More on the Health Care Bills

The NY Post has a very good editorial on the health care bills (HT:  Q&O).  Too much good stuff to excerpt, it includes even more crazy provisions in the House and Senate bills I had not seen yet (its like a scavenger hunt as people go through the 1000 pages, or maybe more like searching for landmines).

But since the bill doesn't even start taking effect until 2013 (except for the higher taxes, which come earlier, of course), we have to really really rush and make sure its approved before the August recess (and before critics are able to actually read the thing - no chance those in Congress will read it, ever).  Also, its such a burning problem, it just must be solved now, as evidenced by...

The most recent ABC News/Washington Post poll (June 21) finds that 83 percent of Americans are very satisfied or somewhat satisfied with the quality of their health care, and 81 percent are similarly satisfied with their health insurance.

They have good reason to be. If you're diagnosed with cancer, you have a better chance of surviving it in the United States than anywhere else, according to the Concord Five Continent Study.

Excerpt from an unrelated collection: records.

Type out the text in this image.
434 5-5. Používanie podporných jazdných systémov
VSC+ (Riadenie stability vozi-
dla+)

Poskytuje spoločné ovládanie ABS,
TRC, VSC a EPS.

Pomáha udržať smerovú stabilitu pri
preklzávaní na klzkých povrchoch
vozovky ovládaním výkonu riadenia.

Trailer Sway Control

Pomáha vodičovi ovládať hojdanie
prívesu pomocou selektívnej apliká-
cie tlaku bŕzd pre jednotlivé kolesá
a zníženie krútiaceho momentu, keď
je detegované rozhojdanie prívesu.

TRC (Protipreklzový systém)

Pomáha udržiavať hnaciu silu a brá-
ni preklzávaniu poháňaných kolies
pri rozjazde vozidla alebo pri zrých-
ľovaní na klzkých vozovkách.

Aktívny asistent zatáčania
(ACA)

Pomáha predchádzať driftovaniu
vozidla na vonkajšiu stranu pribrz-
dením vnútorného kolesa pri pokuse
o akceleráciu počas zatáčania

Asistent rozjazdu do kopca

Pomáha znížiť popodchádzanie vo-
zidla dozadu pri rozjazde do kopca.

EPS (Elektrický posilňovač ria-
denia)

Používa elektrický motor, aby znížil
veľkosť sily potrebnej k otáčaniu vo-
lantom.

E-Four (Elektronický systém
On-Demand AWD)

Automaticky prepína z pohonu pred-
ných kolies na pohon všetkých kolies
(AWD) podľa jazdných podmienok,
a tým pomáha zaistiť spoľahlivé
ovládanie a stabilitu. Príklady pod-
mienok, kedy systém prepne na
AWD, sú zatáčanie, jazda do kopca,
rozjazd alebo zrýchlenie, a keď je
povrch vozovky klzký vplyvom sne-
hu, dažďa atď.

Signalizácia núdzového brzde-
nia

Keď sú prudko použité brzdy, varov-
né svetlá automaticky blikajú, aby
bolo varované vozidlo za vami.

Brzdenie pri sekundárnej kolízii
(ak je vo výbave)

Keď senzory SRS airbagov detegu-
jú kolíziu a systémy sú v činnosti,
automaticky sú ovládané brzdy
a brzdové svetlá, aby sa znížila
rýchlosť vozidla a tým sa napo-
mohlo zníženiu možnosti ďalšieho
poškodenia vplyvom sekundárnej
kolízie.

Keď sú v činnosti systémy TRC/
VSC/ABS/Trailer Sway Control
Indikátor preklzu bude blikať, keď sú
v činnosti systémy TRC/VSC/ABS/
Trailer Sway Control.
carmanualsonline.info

And the World Health Organization ranked the United States No. 1 out of 191 countries for being responsive to patients' needs, including providing timely treatments and a choice of doctors.

I have written a number of times, the fact that we spend more on health care is not a bug, its a feature.  We are the wealthiest nation on earth, and there is only so much we can spend on food, clothing, shelter, plasma TV's and other necessities.  We choose to spend a lot of that extra money on our health and longevity.  Why is that a bad decision?

  • Craig Loehle

    The claim about costs being excessive (while partly true, maybe--there is surely waste in the system) is like saying we spend more on cars per capita than Uganda, so we must have a flaw in our car-care system. In Uganda if you have AIDS you die. Here we have treatment, expensive treatment, but you live.

  • Fay

    You live if you have the money to live, or if your insurance decides to cover your illness. Period. That is the flaw.

  • Anon

    Fay: That would not be a flaw, it would be an improvement over the alternative (see Craig's point about Uganda, where all die).

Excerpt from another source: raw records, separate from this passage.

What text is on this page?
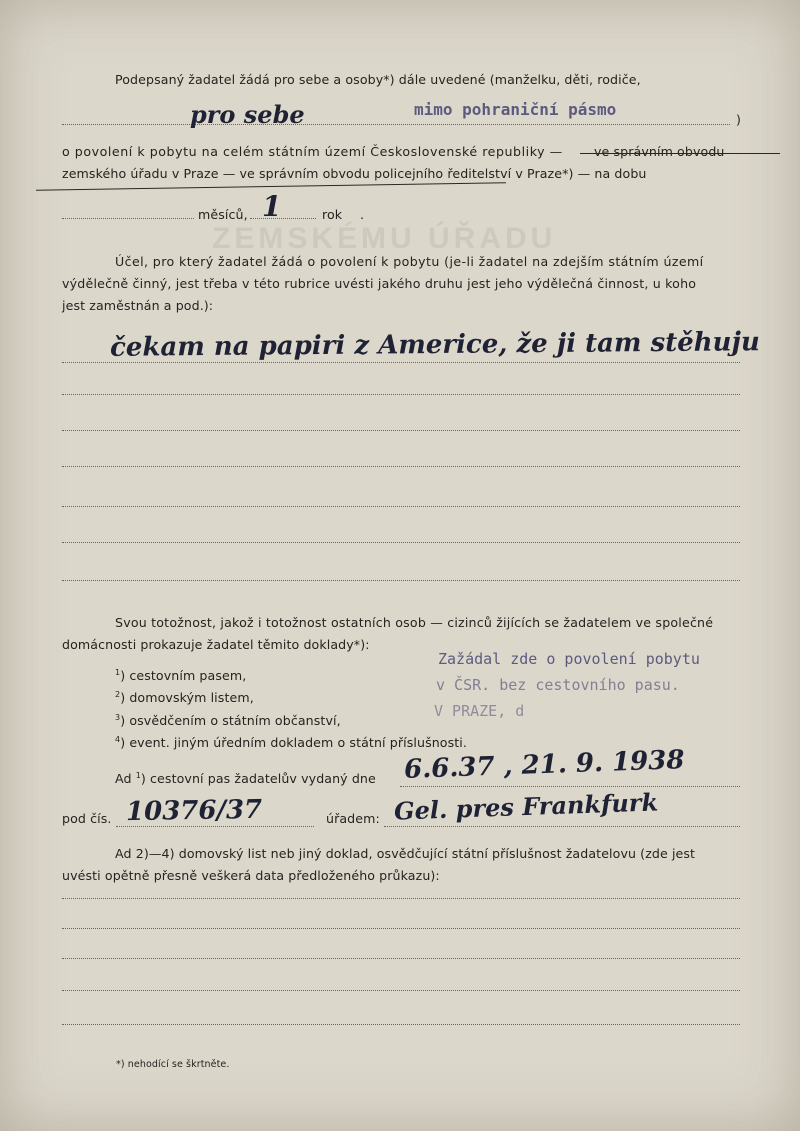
ZEMSKÉMU ÚŘADU

Podepsaný žadatel žádá pro sebe a osoby*) dále uvedené (manželku, děti, rodiče,

pro sebe	mimo pohraniční pásmo

)

o povolení k pobytu na celém státním území Československé republiky — ve správním obvodu

zemského úřadu v Praze — ve správním obvodu policejního ředitelství v Praze*) — na dobu

měsíců, 1	rok .

Účel, pro který žadatel žádá o povolení k pobytu (je-li žadatel na zdejším státním území

výdělečně činný, jest třeba v této rubrice uvésti jakého druhu jest jeho výdělečná činnost, u koho

jest zaměstnán a pod.):

čekam na papiri z Americe, že ji tam stěhuju

Svou totožnost, jakož i totožnost ostatních osob — cizinců žijících se žadatelem ve společné

domácnosti prokazuje žadatel těmito doklady*):

$^1$) cestovním pasem,

$^2$) domovským listem,

$^3$) osvědčením o státním občanství,

$^4$) event. jiným úředním dokladem o státní příslušnosti.

Zažádal zde o povolení pobytu
v ČSR. bez cestovního pasu.
V PRAZE, d

Ad $^1$) cestovní pas žadatelův vydaný dne 6.6.37 , 21. 9. 1938

pod čís. 10376/37	úřadem: Gel. pres Frankfurk

Ad 2)—4) domovský list neb jiný doklad, osvědčující státní příslušnost žadatelovu (zde jest

uvésti opětně přesně veškerá data předloženého průkazu):

*) nehodící se škrtněte.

    But it is a strawman -- not many are dying for lack of medical care in the USA. On the contrary, the standard argument is that it costs too much to treat the uninsured in emergency rooms.

  • Methinks

    You live if you have the money to live, or if your insurance decides to cover your illness. Period. That is the flaw.

    How does socialized government control fix this problem? In socialized medicine you live only if the government decides to treat you. Period.

    That's why they all have private insurance - something which is illegal in Canada and they're trying to make illegal here. Those who can't afford private insurance die.

  • Fay

    Uganda isn't the only alternative, you know. Neither is Canada.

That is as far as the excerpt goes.